Stage 1: Name Search Application
Stage 2: Registration of Incorporation Documents
In Malaysia, all companies must have at least a company secretary as an official of the company. Only certain group of professional and people are allowed to act as company secretary under the Companies Act, 1965. As such, one usually registers a company through company secretary companies or audit firms or legal firms

Stage 1: Name Search Application
The first step in incorporating a new company is to determine if the proposed company name is available.
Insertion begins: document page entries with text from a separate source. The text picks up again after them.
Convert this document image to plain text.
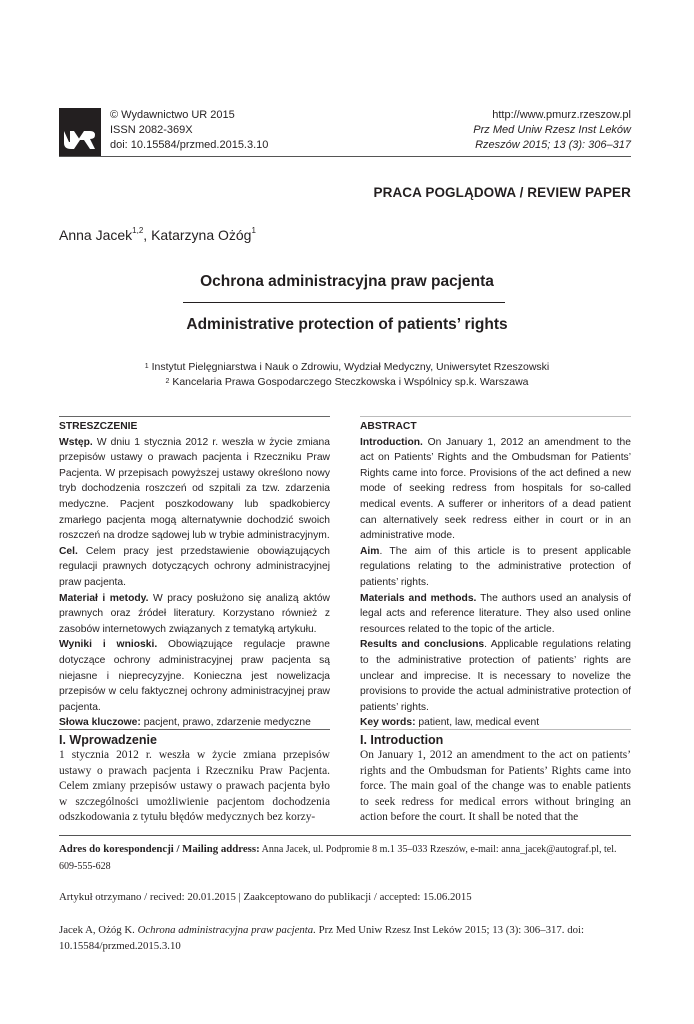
© Wydawnictwo UR 2015
ISSN 2082-369X
doi: 10.15584/przmed.2015.3.10
http://www.pmurz.rzeszow.pl
Prz Med Uniw Rzesz Inst Leków
Rzeszów 2015; 13 (3): 306–317
PRACA POGLĄDOWA / REVIEW PAPER
Anna Jacek$^{1,2}$, Katarzyna Ożóg$^1$
Ochrona administracyjna praw pacjenta
Administrative protection of patients’ rights
$^1$ Instytut Pielęgniarstwa i Nauk o Zdrowiu, Wydział Medyczny, Uniwersytet Rzeszowski
$^2$ Kancelaria Prawa Gospodarczego Steczkowska i Wspólnicy sp.k. Warszawa
STRESZCZENIE

Wstęp. W dniu 1 stycznia 2012 r. weszła w życie zmiana przepisów ustawy o prawach pacjenta i Rzeczniku Praw Pacjenta. W przepisach powyższej ustawy określono nowy tryb dochodzenia roszczeń od szpitali za tzw. zdarzenia medyczne. Pacjent poszkodowany lub spadkobiercy zmarłego pacjenta mogą alternatywnie dochodzić swoich roszczeń na drodze sądowej lub w trybie administracyjnym.

Cel. Celem pracy jest przedstawienie obowiązujących regulacji prawnych dotyczących ochrony administracyjnej praw pacjenta.

Materiał i metody. W pracy posłużono się analizą aktów prawnych oraz źródeł literatury. Korzystano również z zasobów internetowych związanych z tematyką artykułu.

Wyniki i wnioski. Obowiązujące regulacje prawne dotyczące ochrony administracyjnej praw pacjenta są niejasne i nieprecyzyjne. Konieczna jest nowelizacja przepisów w celu faktycznej ochrony administracyjnej praw pacjenta.

Słowa kluczowe: pacjent, prawo, zdarzenie medyczne

ABSTRACT

Introduction. On January 1, 2012 an amendment to the act on Patients’ Rights and the Ombudsman for Patients’ Rights came into force. Provisions of the act defined a new mode of seeking redress from hospitals for so-called medical events. A sufferer or inheritors of a dead patient can alternatively seek redress either in court or in an administrative mode.

Aim. The aim of this article is to present applicable regulations relating to the administrative protection of patients’ rights.

Materials and methods. The authors used an analysis of legal acts and reference literature. They also used online resources related to the topic of the article.

Results and conclusions. Applicable regulations relating to the administrative protection of patients’ rights are unclear and imprecise. It is necessary to novelize the provisions to provide the actual administrative protection of patients’ rights.

Key words: patient, law, medical event

I. Wprowadzenie

1 stycznia 2012 r. weszła w życie zmiana przepisów ustawy o prawach pacjenta i Rzeczniku Praw Pacjenta. Celem zmiany przepisów ustawy o prawach pacjenta było w szczególności umożliwienie pacjentom dochodzenia odszkodowania z tytułu błędów medycznych bez korzy-

I. Introduction

On January 1, 2012 an amendment to the act on patients’ rights and the Ombudsman for Patients’ Rights came into force. The main goal of the change was to enable patients to seek redress for medical errors without bringing an action before the court. It shall be noted that the

Adres do korespondencji / Mailing address: Anna Jacek, ul. Podpromie 8 m.1 35–033 Rzeszów, e-mail: anna_jacek@autograf.pl, tel. 609-555-628
Artykuł otrzymano / recived: 20.01.2015 | Zaakceptowano do publikacji / accepted: 15.06.2015
Jacek A, Ożóg K. Ochrona administracyjna praw pacjenta. Prz Med Uniw Rzesz Inst Leków 2015; 13 (3): 306–317. doi: 10.15584/przmed.2015.3.10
A proposed name may not be available/allowed due to the following:
a) it resemble or may be mistaken for a name of any other existing company(unless letter of consent signed by a director and a secretary is provided); or
b) it falls under those specifically disallowed by the CCM.
The Minister of Domestic Trade and Consumer Affairs has directed the CCM not to accept the following names for registration as the name of any company or a foreign company unless the prior approval of the Minister is obtained:

  1. Names suggesting connection with a crown member of the Royal Family or Royal patronage including names containing such words as Royal, King, Queen, Prince, Princess, Crown, Regent Imperial;
  2. Names suggesting connection with a State or Federal Government department, statutory body, authority or government agency or any municipality or other local authority including names containing such words as Federal, State, National;
  3. Names suggesting connection with any ASEAN, Commonwealth or foreign government or with the United Nations or with any other international organization or cartel including names containing such words as ASEAN, UNESCO, NATO, EEC, OPEC;
  4. Names suggesting connection with any policies, party, society, trade union, cooperative society or building society;
  5.  Names including the following words or any word of like import:
(a) Are translations of a name of a company or foreign company registered under the Act; or
(b) May resemble or be mistaken for a name of any other company or foreign company registered   under the Act; or
(c) May resemble or be mistaken for a name that is being reserved for the purpose of incorporation of a new company or registration of a foreign company or for the purpose of change of name of a company or foreign company registered under the Act.

      6. Bank, Banker, Banking, Bumiputra, Bureau, Association, Congress, Club, Duty Free, Chamber of Commerce and Industry, Chamber of Manufacturers, Chartered, College, Consumer, Council, Credit, Exchange, Executor, Fair Price, Finance, Foundation, Fund, Guarantee, Institute, Insurance, Investment, International, Leasing, Made in Malaysia, Pioneer, Registry, Treasure, Trust, Unit Trust,University;
     7. The approval of the Marine Department of Malaysia is required for the word ‘Shipping’;
     8. The approval of the Director General of Insurance is required for words such as ‘Insurance’ and ‘Insurance Broker’;
    9.Names including a proper name which is not the name of a director;
    10. Names those are misleading as to the identity, nature, objects or purpose of a company or in any other manner;
    11.Names those are blasphemous or likely to be offensive to members of the public.